Other instances of border lines being relocated include the Oregon-Washington line in 1958. Matt McCaw, spokesperson for the group, told Newsweek via phone that area voters have been receptive to solving the urban-rural divide.
“Across eastern Oregon, our elections aren’t nearly that close,” McCaw said. “We’re averaging about 60 percent [voter approval] in the 12 counties that we’ve won elections. Voters love this idea and say this makes sense.
“Eastern Oregon is far more similar to Idaho in almost every way than it is to western Oregon. It doesn’t make any sense to be getting the state-level government from the state of Oregon, who feels very differently on almost every issue. It would make far more sense to get that government from Idaho.”
Issues that helped spur this recent wave of ballot action have included education and pandemic guidelines involving vaccine mandates and church openings, McCaw said, which further exposed a divide between people along the border.
They include differences based on geography, climate change, economies, values, culture and voting preferences among a group of people “smashed together” due to an imaginary line, he added
“Oregon does not own eastern Oregon…That’s where a line was placed 164 years ago, an imaginary line,” he said. “That has been a rocky relationship for a very long time.”
The most recent ballot measure passed on May 16 in Wallowa County, receiving 1,752 ‘yes’ votes and 1,744 ‘no’ votes.

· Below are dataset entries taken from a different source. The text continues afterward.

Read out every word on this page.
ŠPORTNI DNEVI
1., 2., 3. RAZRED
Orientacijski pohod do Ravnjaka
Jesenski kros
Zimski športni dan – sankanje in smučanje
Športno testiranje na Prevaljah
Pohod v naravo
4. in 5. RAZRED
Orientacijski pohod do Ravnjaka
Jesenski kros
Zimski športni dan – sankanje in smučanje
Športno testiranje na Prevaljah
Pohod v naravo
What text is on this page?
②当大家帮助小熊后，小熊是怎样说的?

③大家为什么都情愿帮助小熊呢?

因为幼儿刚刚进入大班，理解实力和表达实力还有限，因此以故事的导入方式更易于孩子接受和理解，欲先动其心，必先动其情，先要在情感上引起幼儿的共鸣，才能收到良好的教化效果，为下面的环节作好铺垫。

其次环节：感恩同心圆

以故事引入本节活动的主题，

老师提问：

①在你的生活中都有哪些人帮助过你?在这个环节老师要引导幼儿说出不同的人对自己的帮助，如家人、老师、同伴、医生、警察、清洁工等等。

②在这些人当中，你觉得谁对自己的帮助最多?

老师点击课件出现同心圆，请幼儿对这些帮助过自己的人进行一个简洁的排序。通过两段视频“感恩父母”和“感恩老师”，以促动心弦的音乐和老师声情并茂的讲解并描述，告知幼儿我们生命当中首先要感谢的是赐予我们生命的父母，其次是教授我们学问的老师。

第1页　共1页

Wallowa County Clerk Sandy Lathrop told Newsweek via email today that the eight-vote difference does not require an automatic recount at this time. It represents about 2 percent of the eastern Oregon population.
“This is just a preliminary total,” Lathrop said. “It is possible that result will change after all challenge ballots are cured. We still have six challenge ballots. All voters have been sent letters; if a phone number was available they were called as well.”
Idaho Senator Ron Wyden, a Democrat, told Newsweek via email that Greater Idaho’s efforts are a “dubious siren song” that is unrealistic and contains “multiple fatal flaws beyond its fundamental implausibility,” including questions about Oregon landowners’ water rights in addition to some Oregonians paying a sales tax in Idaho for the first time in their lives.
He also mentioned that Oregon’s average wages are higher than its neighbor’s.
“I’ve held more than 1,050 town halls in Oregon—at least one open-to-all town hall each year in each of our state’s 36 counties where any Oregonian can ask me any question,” Wyden said. “I’ve gotten this Idaho question at town halls this year, reflecting frustrations in rural Oregon. But I find most Oregonians are more interested in working together on solutions in and for Oregon that bridge differences rather than chasing incredibly unlikely and unhelpful boundary schemes.
“In our state, as examples, those solutions have meant supporting local schools and roads in rural communities with federal investments via my Secure Rural Schools law that’s brought nearly $4 billion to Oregon, and increased resources to fight wildfires.”
Democratic Oregon Senator Jeff Merkley, during a recent town hall at an Oregon high school, rejected the notion of relocating boundary lines due to potential ideological differences.
“There are a whole set of barriers that would make the process very difficult,” Merkley said, according to Oregon-based publication The Observer. “I would not want to see the state carved up. I love every part of it.”
Idaho Representative Judy Boyle, a Republican, told Fox News Digital in March that she is a lifelong resident along the state borderline and has many “frustrated” friends as a result of Oregon’s liberal reputation. She said advantages include the gaining of citizens “with likeminded conservative values” and the gaining of another congressional seat.
“Our democratic republic depends on level heads coming together to find solutions to the issues that impact our citizens,” she said. “Dividing state borders to create enclaves of politically like-minded people is the opposite of a healthy America.”